Also, it would be better if the title said "easy modes" instead of "easy games".
Which is precisely what you didn't actually reply to. If you want full context, include Udderdude's comment your
own reply and mine. Then again, what is the use of context when combined with zero reading comprehension? The title is fine. The answer is obvious.
Creating a game (not just a mode) that is hardly challenging and compensating it for score will not work. It doesn't have to be fucking DOJ from the get go for everyone, it would be ideal if the challenge built up gradually. Mushihimesama Futari is a great example, Cave did really well with the selection of three modes with both variety and different grades of difficulty. Having an easy mode is not entirely bad ... I wouldn't use it myself, but having an easy game as the primary (and let us say,
only) option totally blows. There's nothing to build up to, except maybe score and only ESH (herein, extreme score hunters) would really be into that.

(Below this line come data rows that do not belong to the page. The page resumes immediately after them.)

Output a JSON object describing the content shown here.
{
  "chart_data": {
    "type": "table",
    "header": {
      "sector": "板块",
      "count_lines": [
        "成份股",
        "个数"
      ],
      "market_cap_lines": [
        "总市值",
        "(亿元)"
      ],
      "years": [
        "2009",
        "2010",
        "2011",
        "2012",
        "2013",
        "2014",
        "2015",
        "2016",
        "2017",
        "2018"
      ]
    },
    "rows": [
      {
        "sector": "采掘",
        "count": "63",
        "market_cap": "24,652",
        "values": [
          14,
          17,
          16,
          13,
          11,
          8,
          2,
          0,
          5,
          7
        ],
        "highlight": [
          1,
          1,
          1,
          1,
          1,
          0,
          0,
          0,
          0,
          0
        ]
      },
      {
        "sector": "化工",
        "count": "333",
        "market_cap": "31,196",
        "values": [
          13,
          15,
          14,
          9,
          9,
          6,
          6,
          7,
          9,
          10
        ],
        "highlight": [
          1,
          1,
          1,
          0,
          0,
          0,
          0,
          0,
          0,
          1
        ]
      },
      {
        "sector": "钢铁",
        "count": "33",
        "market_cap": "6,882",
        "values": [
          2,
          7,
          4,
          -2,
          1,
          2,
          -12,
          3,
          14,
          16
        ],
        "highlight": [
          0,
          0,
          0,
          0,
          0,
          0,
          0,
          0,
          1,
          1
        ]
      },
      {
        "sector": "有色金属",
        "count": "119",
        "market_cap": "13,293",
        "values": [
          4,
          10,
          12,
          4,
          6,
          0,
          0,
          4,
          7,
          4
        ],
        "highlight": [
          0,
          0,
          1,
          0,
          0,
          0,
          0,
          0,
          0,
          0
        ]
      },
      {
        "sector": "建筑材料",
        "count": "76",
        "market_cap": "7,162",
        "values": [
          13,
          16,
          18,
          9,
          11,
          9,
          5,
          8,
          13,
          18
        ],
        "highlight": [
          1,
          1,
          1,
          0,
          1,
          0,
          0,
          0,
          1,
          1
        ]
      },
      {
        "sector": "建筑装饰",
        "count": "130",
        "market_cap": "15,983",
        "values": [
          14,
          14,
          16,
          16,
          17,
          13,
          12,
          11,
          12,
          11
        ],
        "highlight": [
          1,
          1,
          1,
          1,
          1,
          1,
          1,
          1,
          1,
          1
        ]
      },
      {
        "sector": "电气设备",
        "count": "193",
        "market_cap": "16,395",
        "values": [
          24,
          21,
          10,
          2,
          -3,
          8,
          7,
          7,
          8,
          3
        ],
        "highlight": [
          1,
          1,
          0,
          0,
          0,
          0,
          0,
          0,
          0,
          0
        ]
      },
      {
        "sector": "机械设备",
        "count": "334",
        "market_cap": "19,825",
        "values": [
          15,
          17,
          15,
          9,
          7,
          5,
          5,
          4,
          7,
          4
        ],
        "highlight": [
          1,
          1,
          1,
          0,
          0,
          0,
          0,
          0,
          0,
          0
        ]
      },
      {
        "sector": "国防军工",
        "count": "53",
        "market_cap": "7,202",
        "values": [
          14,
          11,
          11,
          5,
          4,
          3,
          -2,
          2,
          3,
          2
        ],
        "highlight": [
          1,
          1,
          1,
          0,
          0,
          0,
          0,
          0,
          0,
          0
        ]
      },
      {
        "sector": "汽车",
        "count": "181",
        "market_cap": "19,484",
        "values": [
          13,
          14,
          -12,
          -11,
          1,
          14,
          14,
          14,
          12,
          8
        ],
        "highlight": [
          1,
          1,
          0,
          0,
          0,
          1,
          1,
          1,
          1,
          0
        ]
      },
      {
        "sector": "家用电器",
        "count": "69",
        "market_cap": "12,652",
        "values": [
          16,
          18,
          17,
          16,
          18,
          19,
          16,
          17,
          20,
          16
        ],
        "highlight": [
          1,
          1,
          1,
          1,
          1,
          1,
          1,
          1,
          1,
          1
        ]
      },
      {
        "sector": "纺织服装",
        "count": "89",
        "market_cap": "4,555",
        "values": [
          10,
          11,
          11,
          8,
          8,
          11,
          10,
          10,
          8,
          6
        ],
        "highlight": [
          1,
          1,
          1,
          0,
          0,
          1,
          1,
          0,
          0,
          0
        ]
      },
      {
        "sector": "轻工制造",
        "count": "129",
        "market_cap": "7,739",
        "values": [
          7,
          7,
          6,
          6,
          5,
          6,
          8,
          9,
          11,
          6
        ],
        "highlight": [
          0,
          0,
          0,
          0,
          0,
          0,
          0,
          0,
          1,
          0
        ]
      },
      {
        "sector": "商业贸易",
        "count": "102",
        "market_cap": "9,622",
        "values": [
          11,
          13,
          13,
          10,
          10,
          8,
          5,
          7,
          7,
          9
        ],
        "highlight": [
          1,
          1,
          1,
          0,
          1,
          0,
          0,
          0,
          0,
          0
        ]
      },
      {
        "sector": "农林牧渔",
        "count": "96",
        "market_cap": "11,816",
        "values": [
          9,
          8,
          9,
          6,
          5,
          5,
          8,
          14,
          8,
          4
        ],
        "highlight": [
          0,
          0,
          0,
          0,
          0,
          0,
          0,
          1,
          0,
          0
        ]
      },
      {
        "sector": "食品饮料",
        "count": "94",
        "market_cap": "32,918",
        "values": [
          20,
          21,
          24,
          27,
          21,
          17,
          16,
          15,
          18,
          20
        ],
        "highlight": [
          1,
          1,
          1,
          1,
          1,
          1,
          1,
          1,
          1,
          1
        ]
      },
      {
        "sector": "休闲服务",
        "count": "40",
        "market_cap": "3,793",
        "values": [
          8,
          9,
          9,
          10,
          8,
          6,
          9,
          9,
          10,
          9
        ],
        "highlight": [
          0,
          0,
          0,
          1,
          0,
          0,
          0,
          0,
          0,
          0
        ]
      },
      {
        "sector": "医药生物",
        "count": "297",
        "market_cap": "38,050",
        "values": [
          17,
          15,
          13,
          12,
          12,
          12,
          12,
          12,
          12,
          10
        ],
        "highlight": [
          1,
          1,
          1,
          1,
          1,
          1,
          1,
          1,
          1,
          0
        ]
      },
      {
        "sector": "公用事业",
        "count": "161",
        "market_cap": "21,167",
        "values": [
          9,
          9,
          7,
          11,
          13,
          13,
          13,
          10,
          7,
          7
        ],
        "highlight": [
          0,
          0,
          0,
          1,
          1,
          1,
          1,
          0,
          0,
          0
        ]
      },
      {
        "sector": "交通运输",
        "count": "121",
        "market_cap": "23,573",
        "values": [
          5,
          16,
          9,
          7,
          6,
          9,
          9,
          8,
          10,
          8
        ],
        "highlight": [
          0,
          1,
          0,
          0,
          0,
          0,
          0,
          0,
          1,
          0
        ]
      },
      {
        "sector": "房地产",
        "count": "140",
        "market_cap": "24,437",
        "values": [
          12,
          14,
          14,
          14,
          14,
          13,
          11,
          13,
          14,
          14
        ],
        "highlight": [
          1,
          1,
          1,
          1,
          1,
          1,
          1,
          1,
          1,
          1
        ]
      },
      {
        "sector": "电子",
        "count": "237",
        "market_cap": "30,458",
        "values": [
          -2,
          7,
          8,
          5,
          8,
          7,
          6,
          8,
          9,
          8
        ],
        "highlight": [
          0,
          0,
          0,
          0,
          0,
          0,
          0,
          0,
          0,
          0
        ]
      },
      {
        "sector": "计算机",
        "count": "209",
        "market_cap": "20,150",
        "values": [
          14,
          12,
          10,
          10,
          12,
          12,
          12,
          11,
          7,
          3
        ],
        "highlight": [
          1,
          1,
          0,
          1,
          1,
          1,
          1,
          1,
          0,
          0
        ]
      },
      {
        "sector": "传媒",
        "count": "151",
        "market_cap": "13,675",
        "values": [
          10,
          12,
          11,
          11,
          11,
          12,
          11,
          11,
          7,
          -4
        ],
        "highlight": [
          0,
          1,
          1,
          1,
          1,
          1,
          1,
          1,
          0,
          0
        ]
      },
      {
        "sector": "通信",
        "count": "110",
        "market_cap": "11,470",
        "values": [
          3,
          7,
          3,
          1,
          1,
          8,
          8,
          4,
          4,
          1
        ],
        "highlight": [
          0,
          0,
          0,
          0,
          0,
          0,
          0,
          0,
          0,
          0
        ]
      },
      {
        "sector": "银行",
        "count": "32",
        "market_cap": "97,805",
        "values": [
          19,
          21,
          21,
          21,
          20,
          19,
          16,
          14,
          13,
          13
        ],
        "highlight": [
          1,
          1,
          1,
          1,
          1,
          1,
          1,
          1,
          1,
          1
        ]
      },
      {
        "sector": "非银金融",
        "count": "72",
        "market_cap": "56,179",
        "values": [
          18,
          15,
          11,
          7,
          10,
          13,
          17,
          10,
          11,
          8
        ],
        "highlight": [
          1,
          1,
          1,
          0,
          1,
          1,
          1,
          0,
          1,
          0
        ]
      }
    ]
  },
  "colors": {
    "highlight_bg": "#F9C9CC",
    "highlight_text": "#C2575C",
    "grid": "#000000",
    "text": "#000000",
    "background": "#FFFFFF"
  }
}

But regardless, I'm pretty much done talking about the subject.
Oh, we'll see about that. Now that the thread has been split, I will certainly reply to your post:
That's a pretty arrogant and narrow-minded way of looking at it.
Yeah, I guess it's arrogant to hold a point of view opposed to yours right? The way you used "narrow-minded" can either be construed as insane or ignorant. Ignorant because, if you meant I didn't consider the opposing view (which I obviously did, before arriving at my conclusion). Insane if you think that one must hold all points of view simultaneously and in equal weight to be "broad-minded".
Shooters that are easy to get in to might encourage new players to start taking the games more and more seriously.
On the contrary, shooters that are easy are more likely to encourage new players to seek shooters (if they enjoyed their time with it) of similar difficulty, if left to their own accord. No idea what you mean by "more seriously". Do you think it will make them play for score? Please clarify this before I continue on this point.
I can definitely see someone buying the Guwange port due to the style/music/setting, starting off with 360 mode, getting into it, and then moving on to Blue mode, and then Arcade mode, and from there branching out to other shooters.
Well ... there will be exceptions, for example,
perhaps the guys above (if they weren't clearly into shooters previously). For each of them however, ten people will pick up the Guwange port (for whatever strange reason, if they were to stumble upon it RANDOMLY) will play the 360 arrange mode, credit feed it, switch to the blue mode, then wonder why the hell they cannot control the shikigami independently anymore. Then he'll switch to another game and that's the end of that. For your future reference, the only effective way to make use of the novice modes/easy arranges, is to directly introduce a friend to shooters using them. They will rarely take up proper shooters from their experience alone, not without a little bit of encouragement and guidance from an existing player. (More on this later in another reply, coming soon to a thread near you!)
"Taste" isn't something that materializes out of nothing; it has to be developed.
(This notion will be destroyed in a more relevant thread soon as well.)
If Cave just wanted to appeal to casuals alone, their ports would only consist of "dumbed down" Novice modes, which isn't the case.
The point we're discussing is not the inclusion of modes, it's the direction of emphasis on scoring rather than survival as a utility for introducing new players to shooters. The suggestion of exclusion of standard modes (and the idea that Cave wants casuals as their primary audience) is clearly a non sequitur. I don't think many people have a problem with arrange modes that are easier than the original modes, it's just that they are expected to have some standard of quality.
Attitudes like yours are what is killing the genre.
This idea ... it is repeated again and again, ad nauseam with little thought towards the veracity of the claim. "Attitudes" of some individuals alone do not kill off a "genre" (in this context, a sub-genre really, shooters), it takes a mass-shift in "attitudes" to kill off a "genre". The notion is derived from watching someone try out a game and having a child tell them off for not playing properly, or whatever. You can see instantly that it is quite juvenile, what you're saying is that criticism and an eye for quality alone will kill off shooters... that simply isn't true for anything else. A bad community (but exclusively large), filled with people who refuse to help new comers realise which qualities to look out for, is an element that will send shooters into decline, however. Anyway, if you disagree, call a movie critic and tell him to stop bad mouthing an example of genre x because the criticism is causing the death of the genre! LMAO.
But hey, if you want to continue living in your crumbling ivory tower completely isolated from reality, be my guest.
But hey, if I want to continue living in my mountain side apartment completely isolated from the sewers underneath, why not right?
<RegalSin> It does not matter, which programming language you use, you will be up your neck in math.